Everything was normal in Matt and Maria Raine’s life — parents of 16-year-old Adam Raine — until they had to swallow the bitter pill that their child had been provoked by ChatGPT into suicidal thoughts. According to the parents, months of private conversations with the chatbot amplified Adam’s desperation. The grieving parents had no option but to pursue a wrongful-death lawsuit; the family wants the AI companies to be held accountable. The claim made by the parents went viral on X (formerly Twitter) and was picked up by The Guardian.
It truly is a gut-wrenching case. Why? It’s simple: young people use AI to fill the void of their solitude, which is alarming in itself. Second, it shows how Large Language Models (LLMs) can — and will — catastrophically fail when faced with complex emotional issues: their safety measures are not designed for human nuance. Adam’s case makes it clear that their responses can be inconsistent and misleading — in the worst-case scenario, fatal. Lastly, “therapy-style” bots haven’t been tried and tested by doctors; hence, they can create a breeding ground for people who are more prone to suicide.
Nor are there adequate safety tools that AI companies have built to prevent incidents like Adam’s. These gaps can cause irrevocable damage to families by giving wrong or mixed-up advice to people who are seeking help while caught in life’s whirlpool, desperately needing someone to confide in.
OpenAI has said it will change ChatGPT’s safeguards and add parental controls after the family’s claims prompted widespread coverage and outrage. The company acknowledged that safety tools are more effective in short chats than in ongoing, long-term interactions — an admission that underlines the limits of current design and testing. But policy changes on paper will not replace the kind of human judgment a trained clinician brings to moments of crisis.

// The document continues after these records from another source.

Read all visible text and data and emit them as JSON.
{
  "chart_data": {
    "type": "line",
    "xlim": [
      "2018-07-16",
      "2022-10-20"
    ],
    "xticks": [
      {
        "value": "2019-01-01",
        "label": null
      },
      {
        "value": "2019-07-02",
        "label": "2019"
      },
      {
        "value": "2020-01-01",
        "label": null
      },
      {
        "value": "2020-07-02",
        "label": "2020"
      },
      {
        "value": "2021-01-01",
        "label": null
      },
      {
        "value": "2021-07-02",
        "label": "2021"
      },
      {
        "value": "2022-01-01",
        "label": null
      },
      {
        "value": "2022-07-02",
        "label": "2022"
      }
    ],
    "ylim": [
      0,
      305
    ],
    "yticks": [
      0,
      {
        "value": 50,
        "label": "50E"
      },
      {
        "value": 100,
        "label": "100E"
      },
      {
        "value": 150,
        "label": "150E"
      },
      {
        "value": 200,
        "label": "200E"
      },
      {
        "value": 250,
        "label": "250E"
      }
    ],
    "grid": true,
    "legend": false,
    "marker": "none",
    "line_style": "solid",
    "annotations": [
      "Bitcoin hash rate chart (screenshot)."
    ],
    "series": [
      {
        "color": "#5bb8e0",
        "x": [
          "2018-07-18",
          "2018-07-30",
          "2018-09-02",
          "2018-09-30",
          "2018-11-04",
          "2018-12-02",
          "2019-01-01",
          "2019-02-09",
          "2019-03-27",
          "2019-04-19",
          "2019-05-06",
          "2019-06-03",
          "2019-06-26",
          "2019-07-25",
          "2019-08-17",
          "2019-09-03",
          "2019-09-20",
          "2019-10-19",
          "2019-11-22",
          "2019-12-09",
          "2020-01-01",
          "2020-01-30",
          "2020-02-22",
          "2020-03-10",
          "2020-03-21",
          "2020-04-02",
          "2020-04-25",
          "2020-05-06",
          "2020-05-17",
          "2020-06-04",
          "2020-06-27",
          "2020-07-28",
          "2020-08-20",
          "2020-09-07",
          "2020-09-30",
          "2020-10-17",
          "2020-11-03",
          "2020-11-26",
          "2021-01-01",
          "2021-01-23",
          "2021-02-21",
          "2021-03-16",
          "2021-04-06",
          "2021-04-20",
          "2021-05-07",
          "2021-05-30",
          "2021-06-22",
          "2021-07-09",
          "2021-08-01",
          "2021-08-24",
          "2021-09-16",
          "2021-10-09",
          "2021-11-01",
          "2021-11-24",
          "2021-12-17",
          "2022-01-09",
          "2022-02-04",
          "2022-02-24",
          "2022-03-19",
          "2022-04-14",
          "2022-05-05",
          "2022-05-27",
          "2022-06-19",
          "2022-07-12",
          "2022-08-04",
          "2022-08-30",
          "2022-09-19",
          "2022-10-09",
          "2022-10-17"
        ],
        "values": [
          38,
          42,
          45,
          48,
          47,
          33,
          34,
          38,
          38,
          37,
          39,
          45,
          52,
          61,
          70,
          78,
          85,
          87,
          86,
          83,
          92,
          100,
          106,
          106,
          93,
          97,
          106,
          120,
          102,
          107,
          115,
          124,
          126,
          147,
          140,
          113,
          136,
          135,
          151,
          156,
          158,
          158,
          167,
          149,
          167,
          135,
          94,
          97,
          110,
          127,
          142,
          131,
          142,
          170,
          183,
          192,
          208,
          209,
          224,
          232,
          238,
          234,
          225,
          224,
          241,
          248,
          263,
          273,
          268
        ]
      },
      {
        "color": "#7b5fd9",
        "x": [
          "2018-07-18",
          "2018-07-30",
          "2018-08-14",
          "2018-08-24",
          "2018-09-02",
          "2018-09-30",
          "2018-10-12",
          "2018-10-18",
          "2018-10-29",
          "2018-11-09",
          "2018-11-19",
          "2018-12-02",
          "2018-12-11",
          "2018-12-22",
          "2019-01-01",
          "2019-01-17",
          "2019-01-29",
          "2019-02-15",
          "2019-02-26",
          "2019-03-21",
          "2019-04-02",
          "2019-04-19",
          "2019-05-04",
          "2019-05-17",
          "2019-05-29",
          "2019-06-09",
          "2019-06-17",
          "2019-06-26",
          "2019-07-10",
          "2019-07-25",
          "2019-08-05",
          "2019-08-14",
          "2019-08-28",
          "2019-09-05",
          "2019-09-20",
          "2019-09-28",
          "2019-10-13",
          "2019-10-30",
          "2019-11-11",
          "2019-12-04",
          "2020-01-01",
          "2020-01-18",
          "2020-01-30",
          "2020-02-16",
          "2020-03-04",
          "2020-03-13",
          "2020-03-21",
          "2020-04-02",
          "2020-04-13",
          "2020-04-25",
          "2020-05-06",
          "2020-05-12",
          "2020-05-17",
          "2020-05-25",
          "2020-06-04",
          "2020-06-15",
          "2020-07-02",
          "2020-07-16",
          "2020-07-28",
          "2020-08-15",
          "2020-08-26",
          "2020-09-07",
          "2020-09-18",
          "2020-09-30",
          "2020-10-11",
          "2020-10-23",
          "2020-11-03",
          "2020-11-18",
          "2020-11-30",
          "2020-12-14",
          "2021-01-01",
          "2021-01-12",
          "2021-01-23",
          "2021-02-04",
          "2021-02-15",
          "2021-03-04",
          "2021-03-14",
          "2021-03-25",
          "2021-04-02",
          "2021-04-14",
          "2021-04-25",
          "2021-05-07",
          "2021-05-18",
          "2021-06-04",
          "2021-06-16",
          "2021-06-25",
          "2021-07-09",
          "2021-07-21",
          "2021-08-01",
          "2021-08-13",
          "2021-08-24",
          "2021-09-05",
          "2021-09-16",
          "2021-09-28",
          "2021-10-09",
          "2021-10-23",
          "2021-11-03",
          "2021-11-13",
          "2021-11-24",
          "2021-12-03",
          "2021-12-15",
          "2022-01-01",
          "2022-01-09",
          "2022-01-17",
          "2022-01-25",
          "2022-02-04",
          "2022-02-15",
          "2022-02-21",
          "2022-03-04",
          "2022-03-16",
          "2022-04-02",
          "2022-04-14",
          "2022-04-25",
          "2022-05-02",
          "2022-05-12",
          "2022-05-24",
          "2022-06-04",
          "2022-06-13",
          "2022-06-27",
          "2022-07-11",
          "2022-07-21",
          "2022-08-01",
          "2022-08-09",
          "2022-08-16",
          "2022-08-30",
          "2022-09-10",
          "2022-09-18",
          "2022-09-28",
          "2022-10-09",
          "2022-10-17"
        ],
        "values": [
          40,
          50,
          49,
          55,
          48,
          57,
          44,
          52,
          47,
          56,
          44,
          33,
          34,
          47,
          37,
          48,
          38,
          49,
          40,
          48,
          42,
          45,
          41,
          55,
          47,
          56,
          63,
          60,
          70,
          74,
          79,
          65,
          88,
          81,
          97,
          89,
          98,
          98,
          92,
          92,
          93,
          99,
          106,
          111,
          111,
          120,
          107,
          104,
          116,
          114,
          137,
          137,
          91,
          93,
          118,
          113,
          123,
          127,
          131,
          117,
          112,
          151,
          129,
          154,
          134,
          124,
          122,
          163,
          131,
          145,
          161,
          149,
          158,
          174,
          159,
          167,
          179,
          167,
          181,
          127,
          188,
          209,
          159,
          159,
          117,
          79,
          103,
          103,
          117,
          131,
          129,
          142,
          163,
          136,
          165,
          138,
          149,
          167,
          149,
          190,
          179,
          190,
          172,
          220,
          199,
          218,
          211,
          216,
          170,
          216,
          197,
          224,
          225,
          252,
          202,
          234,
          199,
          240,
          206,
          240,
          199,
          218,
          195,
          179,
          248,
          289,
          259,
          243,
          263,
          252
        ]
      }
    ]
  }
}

Researchers and clinicians are now raising urgent questions: can an algorithm truly recognise the small-but-vital signals of escalating risk? Do platforms have a duty to detect and act on signs of self-harm? And who is accountable when automated systems fail? Recent academic reviews show promise for AI in widening access to low-level support, yet they consistently warn against replacing trained therapists with unvalidated chatbots — especially for people in acute distress.
For the families who have undergone this pain, these questions are not just academic. They are a call to AI companies and their owners to take responsibility — because for them it may be one life, but for Adam’s parents it was the whole world. AI companies need to increase transparency about rules and weigh safety against scale — but is that realistic? And for those using chatbots as their therapists: they are not emotional safe zones; they are spaces of peril. They might feel comforting at first, but they can never replace the human care and presence a close relation provides. Better to open up to a human than to a bot — human connections still matter most.